Increasing speed of microprocessors, availability and affordability of Information Communication Technologies (ICT) have quickened the pace at which businesses and industries are progressing toward globalisation; this has improved the footprint of many organisations in diverse cross-cultural environments and calls for new forms of knowledge and skillsets such as cultural intelligence.
By entering globally competitive environments, firms face a variety of severe challenges, such as greater complexity and differentiation, the need for integration, and the problem of transferring knowledge across a global firm caused by geographical, psychic, economic, administrative, and cultural differences.
Cultural Intelligence is a measure of the ability to adapt as one interacts with others from different cultural regions. It is an outsider’s seemingly natural ability to interpret someone’s unfamiliar and ambiguous gestures the way that person’s compatriots would. Cultural intelligence is related to emotional intelligence, but it picks up where emotional intelligence leaves off.
Glitches such as Brexit in the Eurozone and rising trade protectionism under President Donald Trump in United States of America, have limited potential to reverse decades of effort to link the world up through trade and technology.
“Globalisation has resulted in a beneficial integration of markets, capital and talents. While some of it is due to the disappearance of physical boundaries between peoples, much has been caused by technology, making the world smaller; decades after Marshall McLuhan (who never saw the Internet) first used the term “Global Village” said Eugene Ohu, faculty, department of Organisational Behaviour and Human Resources at the Lagos Business School in an emailed note.
“Businesses now have access to more qualified talents who now collaborate with more ease across the globe” Ohu affirmed.
Cultural intelligence advances corporate vision, helps in the formulation and execution of corporate strategy with measurable impact on the bottom line. This is critical because with globalisation and internationalisation of businesses, understanding the impact of an individual’s cultural background on their behaviour has become essential for management and a core component of effective business leadership.
There are many types of culture, such as national culture, which in Africa can be as diverse as the number of languages, ethnic and geographical groupings. Knowledge of these and especially of one’s ability to adapt as one journeys through the continent will be helpful to executives with businesses in the region, or who are planning to expand to Africa.
Ohu added that business leaders are needed who can guide interactions between team members from different national, ethnic and occupational culture. Such leaders need to develop four essential CQ capabilities: Knowledge (of other cultures); Sensitivity (to other cultures); Motivation (to learn about other cultures) and the behaviour skills and flexibility to learn new ways of doing things.
Resourcing & Talent Management experts contend that there are two layers to cultural intelligence in a corporate or business environment: intra-cultural intelligence (among departments and teams of the organisation) and inter-cultural intelligence (intelligence needed to thrive across cultures).
At the level of intra-cultural intelligence, an organisation might want to examine its structures. For example, do the structures encourage cross-departmental collaboration? Does it promote job rotation within the organisation? If the answer is yes, you would find there is cross-fertilisation of ideas, information is shared and the organisation leverages on this information sharing mode.

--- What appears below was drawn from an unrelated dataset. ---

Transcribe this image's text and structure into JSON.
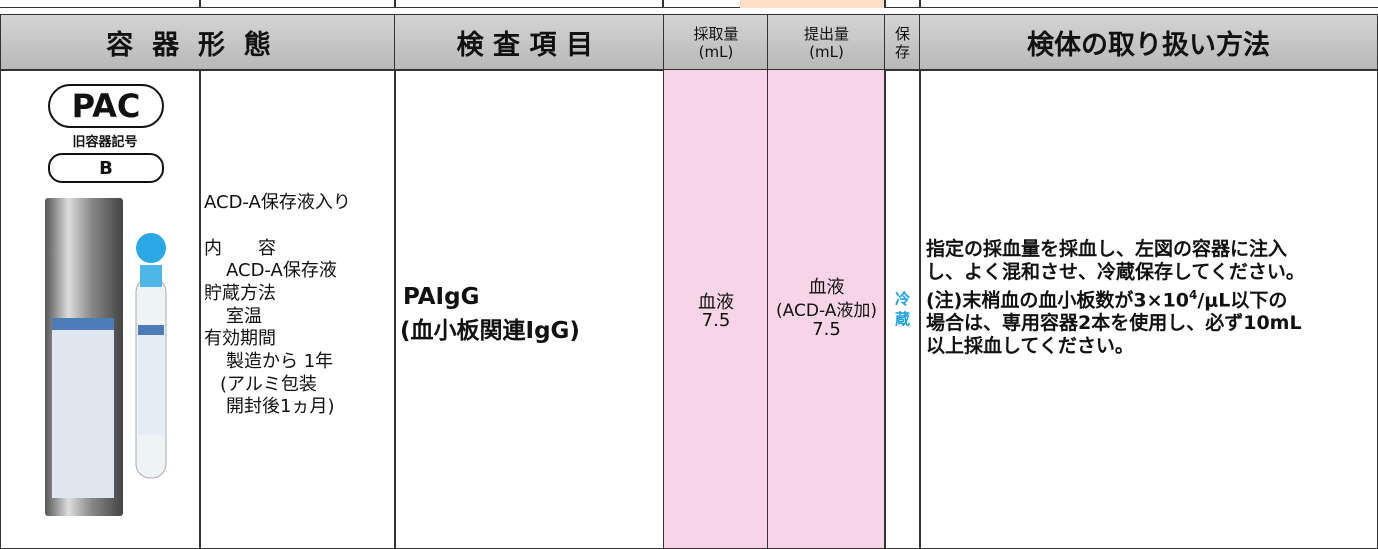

This in turn promotes a culture of openness and a realisation that it is okay to challenge the status quo.
The other component which is inter-cultural intelligence helps an organisation to consciously establish programmes to integrate people of diverse cultural backgrounds. For instance culture awareness sessions are helpful in helping individuals navigate new cultural landscapes. This is followed by assimilation sessions. These sessions are designed to help the individual go through a process of acculturation and have inbuilt feedback mechanisms to facilitate understanding among those involved.